OPSEU Liquor Board Employees Division

Support the LCBO petitions presented at Queen’s Park

LBED Divisional Chair Denise Davis, LBED Anti-Privatization chair Jamie Kensley and Local 163 president Robin Reath travelled to Queen’s Park on Wednesday, to deliver hundreds of pages of signed petitions.

From left to right: Denise Davis, Chair of LBED; Robin Reath, president of OPSEU Local 163; Sandy Shaw, MPP for for Hamilton-West-Ancaster-Dundas; Jamie Kensley, LBED Anti-Privatization Committee Chair.

The petitions call on the Legislature to direct the government to keep alcohol sales in public hands in order to protect our young people and communities and to ensure the profits are invested in our public services.

LBED Locals collected more than 5,800 signatures from LCBO customers and members in the space of a month. The idea and wording of the petition came from Local 163, working with their Executive Board Members. It then spread to other Locals.

NDP Finance Critic Sandy Shaw, the MPP for Hamilton-West-Ancaster-Dundas presented the petition.

Earlier in the day, the LBED group shared their concerns with Ms. Shaw about the recommendations this week from the government’s privatization consultant on alcohol sales.

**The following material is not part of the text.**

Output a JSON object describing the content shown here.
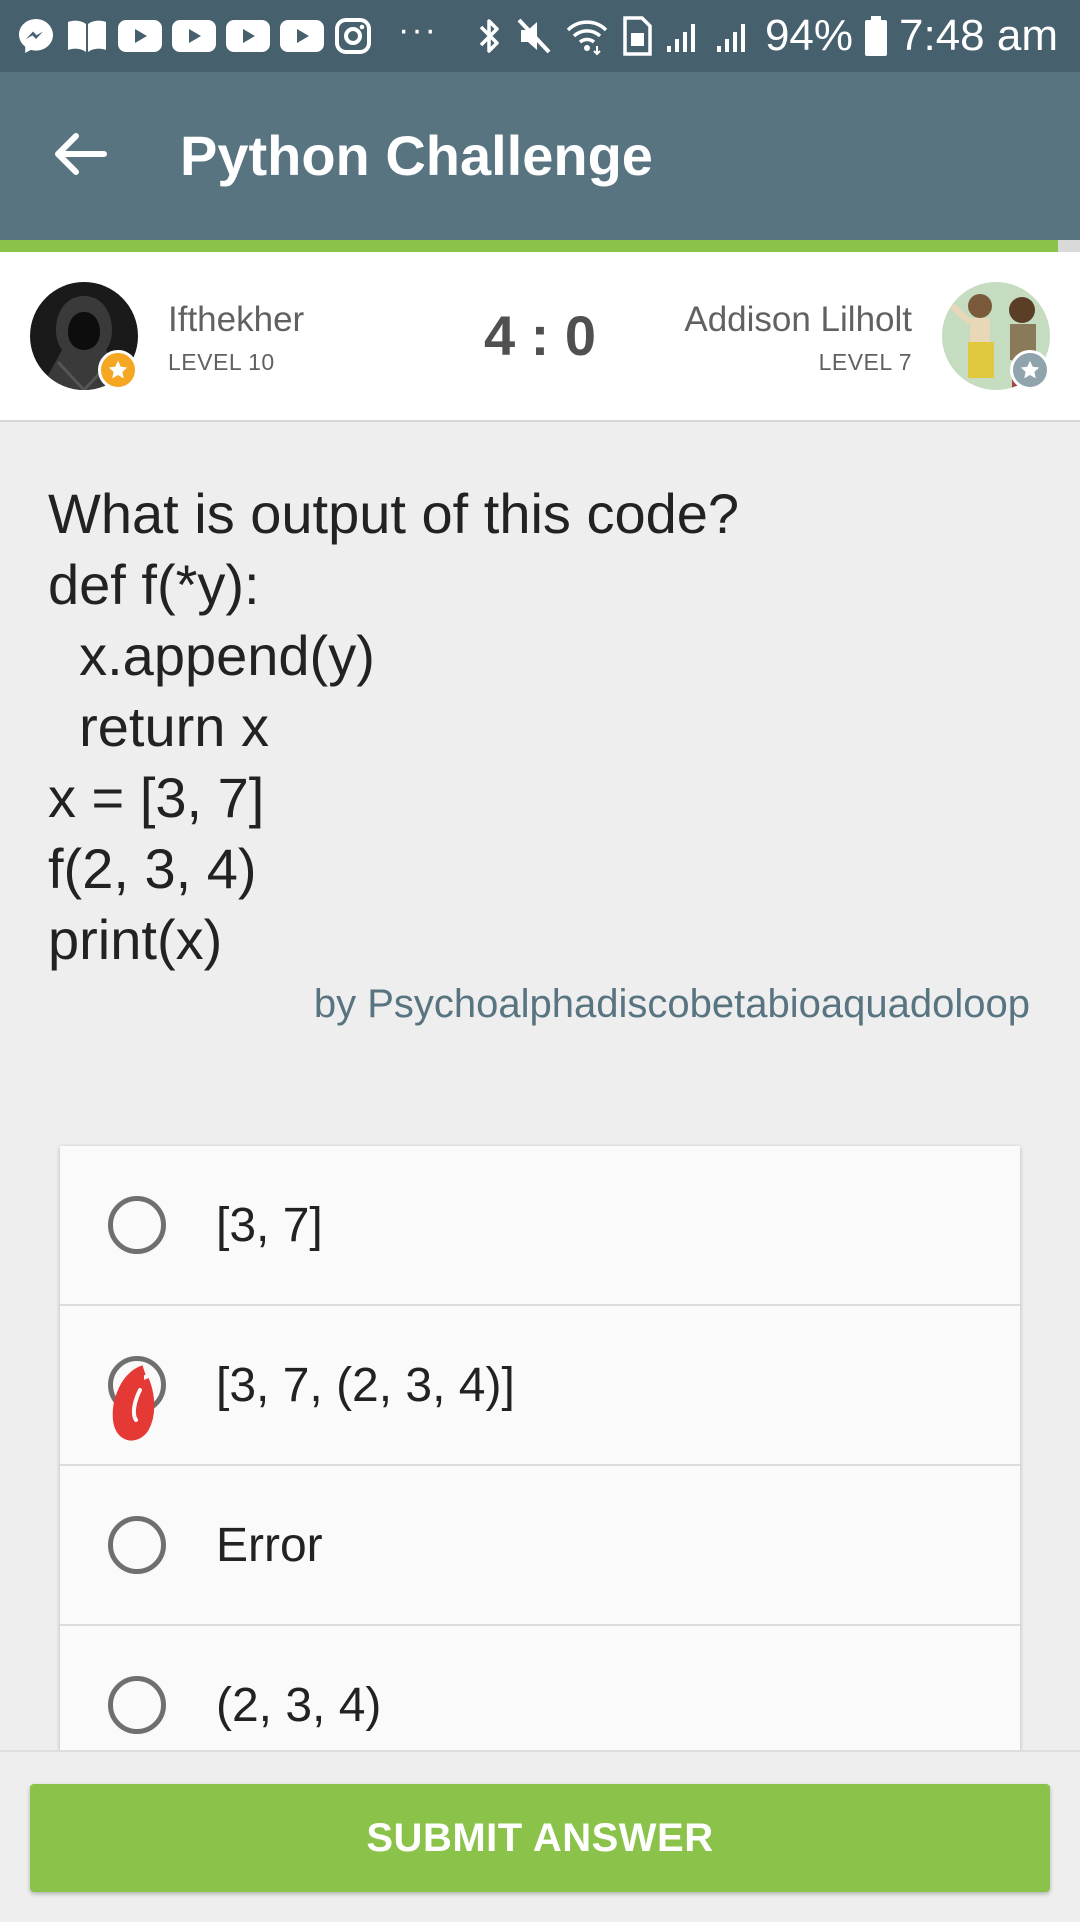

The government’s privatization consultant recommended:

  • 4,000 new private sector retailers, initially by expanding the number of agency stores;
  • phasing-in the sale of beer, wine, cider and coolers and, probably, spirits as well;
  • potentially privatizing some of LCBO’s distribution business through “third-party warehousing” and “independent warehousing options”; and
  • ending uniform pricing for private retailers but keeping it for the LCBO.

The LBED leaders took Ms Shaw through some of the recommendations, pointing out:

  • the expansion of agency stores is privatization;
  • agency stores appear to refuse far less sales than LCBO stores;
  • enforcing the rules around the sale of alcohol is more challenging and, sometimes, more physically risky than preventing tobacco sales; and  
  • the privatization of some of LCBO’s distribution business will drive up costs and reduce the profits that pay for public services.

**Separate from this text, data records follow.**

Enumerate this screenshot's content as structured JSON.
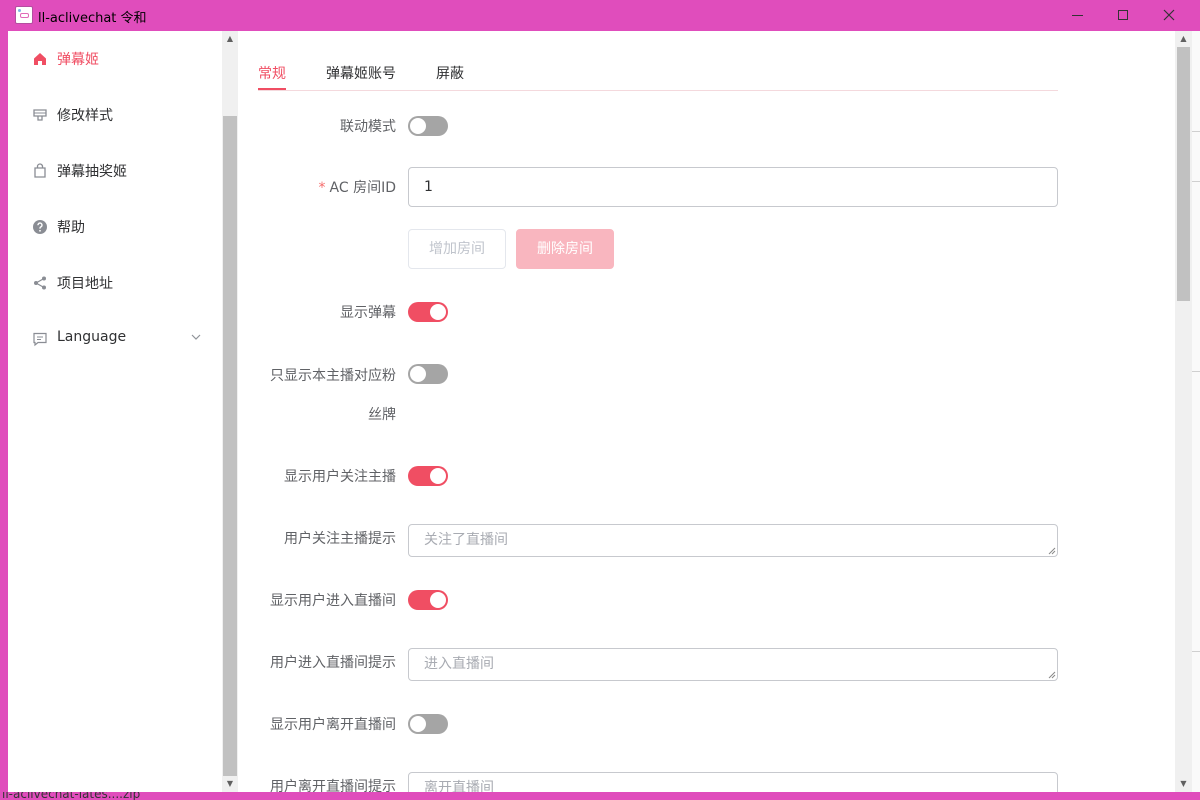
{
  "window": {
    "title": "ll-aclivechat 令和",
    "taskbar_text": "ll-aclivechat-lates....zip"
  },
  "sidebar": {
    "items": [
      {
        "label": "弹幕姬",
        "icon": "home-icon",
        "active": true
      },
      {
        "label": "修改样式",
        "icon": "brush-icon",
        "active": false
      },
      {
        "label": "弹幕抽奖姬",
        "icon": "shopping-bag-icon",
        "active": false
      },
      {
        "label": "帮助",
        "icon": "question-icon",
        "active": false
      },
      {
        "label": "项目地址",
        "icon": "share-icon",
        "active": false
      },
      {
        "label": "Language",
        "icon": "chat-icon",
        "active": false
      }
    ]
  },
  "tabs": [
    {
      "label": "常规",
      "active": true
    },
    {
      "label": "弹幕姬账号",
      "active": false
    },
    {
      "label": "屏蔽",
      "active": false
    }
  ],
  "form": {
    "linkage_mode": {
      "label": "联动模式",
      "on": false
    },
    "room_id": {
      "label": "AC 房间ID",
      "required_mark": "*",
      "value": "1"
    },
    "add_room_label": "增加房间",
    "delete_room_label": "删除房间",
    "show_danmaku": {
      "label": "显示弹幕",
      "on": true
    },
    "only_fan_medal": {
      "label_line1": "只显示本主播对应粉",
      "label_line2": "丝牌",
      "on": false
    },
    "show_follow": {
      "label": "显示用户关注主播",
      "on": true
    },
    "follow_tip": {
      "label": "用户关注主播提示",
      "placeholder": "关注了直播间"
    },
    "show_enter": {
      "label": "显示用户进入直播间",
      "on": true
    },
    "enter_tip": {
      "label": "用户进入直播间提示",
      "placeholder": "进入直播间"
    },
    "show_leave": {
      "label": "显示用户离开直播间",
      "on": false
    },
    "leave_tip": {
      "label": "用户离开直播间提示",
      "placeholder": "离开直播间"
    }
  },
  "colors": {
    "accent": "#f04e63",
    "titlebar": "#e04dbc",
    "switch_off": "#a5a5a5",
    "delete_button_disabled": "#f9b6bf"
  }
}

Earlier this week, President Smokey Thomas called on the RCMP to investigate Doug Ford’s decision to break the Beer Store contract to allow the sale of alcohol in corner and box stores. Mr Thomas said: “A shocking number of people who could profit from this billion-dollar boondoggle have deep personal connections with Ford and the Conservative Party.”

The LBED group repeated the union’s concerns that the Ford government is working closely with a well-connected group of lobbyists to force through privatization no matter the cost to public health and safety and taxpayer dollars.

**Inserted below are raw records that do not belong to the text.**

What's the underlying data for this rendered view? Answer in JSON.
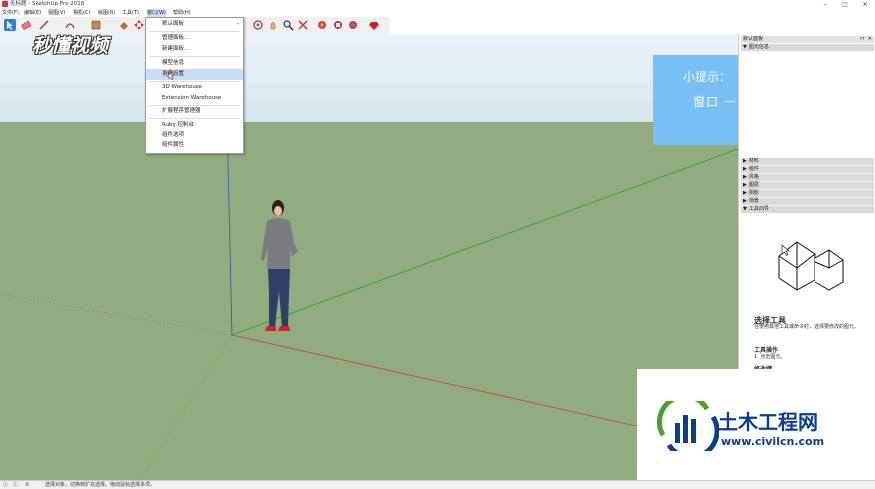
{
  "window": {
    "title": "无标题 - SketchUp Pro 2018",
    "controls": [
      "–",
      "□",
      "✕"
    ]
  },
  "menubar": [
    "文件(F)",
    "编辑(E)",
    "视图(V)",
    "相机(C)",
    "绘图(R)",
    "工具(T)",
    "窗口(W)",
    "帮助(H)"
  ],
  "dropdown": {
    "items": [
      {
        "label": "默认面板",
        "submenu": true
      },
      {
        "label": "管理面板..."
      },
      {
        "label": "新建面板..."
      },
      {
        "label": "模型信息"
      },
      {
        "label": "系统设置",
        "highlighted": true
      },
      {
        "label": "3D Warehouse"
      },
      {
        "label": "Extension Warehouse"
      },
      {
        "label": "扩展程序管理器"
      },
      {
        "label": "Ruby 控制台"
      },
      {
        "label": "组件选项"
      },
      {
        "label": "组件属性"
      }
    ]
  },
  "watermark": "秒懂视频",
  "tip": {
    "title": "小提示：",
    "body": "窗口 － 系统设置"
  },
  "panel": {
    "header": "默认面板",
    "top_section": "图元信息",
    "sections": [
      "材料",
      "组件",
      "风格",
      "图层",
      "阴影",
      "场景",
      "工具向导"
    ],
    "instructor_title": "选择工具",
    "instructor_desc": "在使用其他工具或命令时，选择要修改的图元。",
    "instructor_ops_title": "工具操作",
    "instructor_op1": "1. 点击图元。",
    "instructor_more": "修改键"
  },
  "logo": {
    "title": "土木工程网",
    "url": "www.civilcn.com",
    "colors": {
      "blue": "#0b3d8f",
      "green": "#4aa02c"
    }
  },
  "statusbar": {
    "text": "选择对象。切换到扩充选择。拖动鼠标选择多项。"
  },
  "colors": {
    "ground": "#91ad80",
    "sky_top": "#eaf3f8",
    "tip_bg": "#78bff3",
    "highlight": "#c9def5"
  }
}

As President Thomas told LBED members at Convention last week, the union will continue to fight privatization with everything we’ve got. In the last 10 months, the union has:

  • commissioned public opinion polling on the privatization of cannabis and alcohol sales;
  • made presentations to Legislative committees;
  • launched keepitpublic.ca, directing nearly 1,900 emails to MPPs;
  • held 70 information pickets in communities;
  • collected 5,800 petition signatures from LCBO customers and LBED members;
  • issued dozens of press releases and appeared on radio call-in shows;
  • met with UFCW 12R24 representing workers at the Beer Store, participated in Unifor’s Retail Conference, and regularly liaised with unionized liquor board employees from other provinces; and
  • participated in the Arrive Alive annual conference and a public health stakeholders meeting on alcohol policy.

The LBED anti-privatization committee will meet in the near future to strategize possible next steps for co-ordinated action in opposition to the government’s damaging agenda for privatization.